The Cedar of Lebanon (Cedrus libani) is widely planted as an ornamental tree in parks and the gardens of stately homes. However, it is native to the mountains of the Eastern Mediterranean. These trees were used by the Phoenicians in the building of their ships, used in the construction of Solomon’s Temple in Jerusalem and the tree’s resin was used by the Egyptians in the process of mummification. Cedar wood is valued for its durability, grain, colour and fragrance; it is also a source of cedria (cedar resin) and cedrum (cedar essential oil).

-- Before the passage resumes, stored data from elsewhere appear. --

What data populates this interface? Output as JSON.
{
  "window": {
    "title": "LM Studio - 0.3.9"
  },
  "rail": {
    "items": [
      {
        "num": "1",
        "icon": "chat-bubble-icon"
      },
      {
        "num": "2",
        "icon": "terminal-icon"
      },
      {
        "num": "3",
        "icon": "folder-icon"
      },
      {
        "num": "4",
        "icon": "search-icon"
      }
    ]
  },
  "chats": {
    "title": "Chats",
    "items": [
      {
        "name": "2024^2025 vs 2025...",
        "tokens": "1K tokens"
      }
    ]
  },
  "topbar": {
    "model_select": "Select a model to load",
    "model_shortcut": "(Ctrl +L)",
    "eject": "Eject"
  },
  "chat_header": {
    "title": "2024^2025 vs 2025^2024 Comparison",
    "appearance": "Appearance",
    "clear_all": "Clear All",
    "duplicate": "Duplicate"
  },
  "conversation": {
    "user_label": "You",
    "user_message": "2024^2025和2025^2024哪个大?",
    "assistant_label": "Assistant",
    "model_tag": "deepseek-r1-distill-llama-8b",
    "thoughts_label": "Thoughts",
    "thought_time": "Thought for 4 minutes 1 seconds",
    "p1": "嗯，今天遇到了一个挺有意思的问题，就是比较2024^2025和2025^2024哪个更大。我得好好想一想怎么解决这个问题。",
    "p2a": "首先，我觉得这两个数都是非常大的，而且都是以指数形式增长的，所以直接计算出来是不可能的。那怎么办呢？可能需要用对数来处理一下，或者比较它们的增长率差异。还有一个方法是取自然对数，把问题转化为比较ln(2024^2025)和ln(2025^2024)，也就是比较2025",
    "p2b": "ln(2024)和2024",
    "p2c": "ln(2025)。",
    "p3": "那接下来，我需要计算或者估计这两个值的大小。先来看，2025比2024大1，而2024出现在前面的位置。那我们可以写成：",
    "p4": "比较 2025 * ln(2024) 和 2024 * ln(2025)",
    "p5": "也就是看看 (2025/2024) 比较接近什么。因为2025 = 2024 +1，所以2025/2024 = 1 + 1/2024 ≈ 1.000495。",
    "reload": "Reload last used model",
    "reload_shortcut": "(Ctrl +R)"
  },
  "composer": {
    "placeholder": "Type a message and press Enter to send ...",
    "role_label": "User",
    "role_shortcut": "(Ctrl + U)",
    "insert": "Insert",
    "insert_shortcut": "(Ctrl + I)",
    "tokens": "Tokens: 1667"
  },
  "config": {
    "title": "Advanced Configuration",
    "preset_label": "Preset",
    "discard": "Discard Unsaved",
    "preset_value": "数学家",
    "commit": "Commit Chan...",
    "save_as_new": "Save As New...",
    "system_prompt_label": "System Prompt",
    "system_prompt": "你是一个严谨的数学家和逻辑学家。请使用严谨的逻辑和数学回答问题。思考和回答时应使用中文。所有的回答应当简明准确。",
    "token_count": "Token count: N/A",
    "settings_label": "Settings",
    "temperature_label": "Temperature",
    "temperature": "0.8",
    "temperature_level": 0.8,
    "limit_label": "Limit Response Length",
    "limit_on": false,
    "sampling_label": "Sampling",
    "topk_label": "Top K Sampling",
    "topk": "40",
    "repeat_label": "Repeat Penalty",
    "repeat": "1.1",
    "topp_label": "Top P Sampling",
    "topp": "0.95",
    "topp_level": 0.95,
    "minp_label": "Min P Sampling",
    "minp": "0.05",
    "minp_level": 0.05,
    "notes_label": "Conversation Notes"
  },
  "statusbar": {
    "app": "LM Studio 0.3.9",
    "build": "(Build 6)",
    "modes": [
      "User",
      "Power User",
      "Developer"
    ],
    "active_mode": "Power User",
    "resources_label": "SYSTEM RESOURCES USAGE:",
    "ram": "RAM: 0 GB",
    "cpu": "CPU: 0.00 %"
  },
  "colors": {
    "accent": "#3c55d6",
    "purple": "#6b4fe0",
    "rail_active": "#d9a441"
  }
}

In its native lands (of Lebanon, Syria and Turkey), the trees experience warm, dry summers and cool, moist winters (precipitation 39 -59 inches); at higher altitudes the trees are blanketed by snow at times. However, global warming / climate change is affecting the pattern of rainfall and snow cover in these regions; they experience shorter winters and less snow cover. This is, in turn, altering the natural regeneration of the Cedars. Not only are the cedars affected but insects become more active and their life cycle speeds up.
This is certainly true for Cephalcia tannourinensis – a defoliating insect of Cedars. The combined effects of changing climate and the ravages of insects leave the Cedars weakened and susceptible to disease. The Cedars in Lebanon are now protected by law as centuries of deforestation have reduced the original Cedar forests from 500,000 hectares to 2,000 hectares.
The Cedar of Lebanon is an impressive, stately tree that can reach a height of 120 feet. The trunk, covered with a rough and scaly bark, can be 8 feet in diameter. The branches take on a wide, spreading, horizontal habit. The leaves are needle-like and arranged in spirals on the shoots. The trees grow most rapidly in the first 50 years, slowing significantly after 70 years – they take some 40 years before they flower / produce cones. Some Cedar trees are reputed to be hundreds of years old, possibly thousands.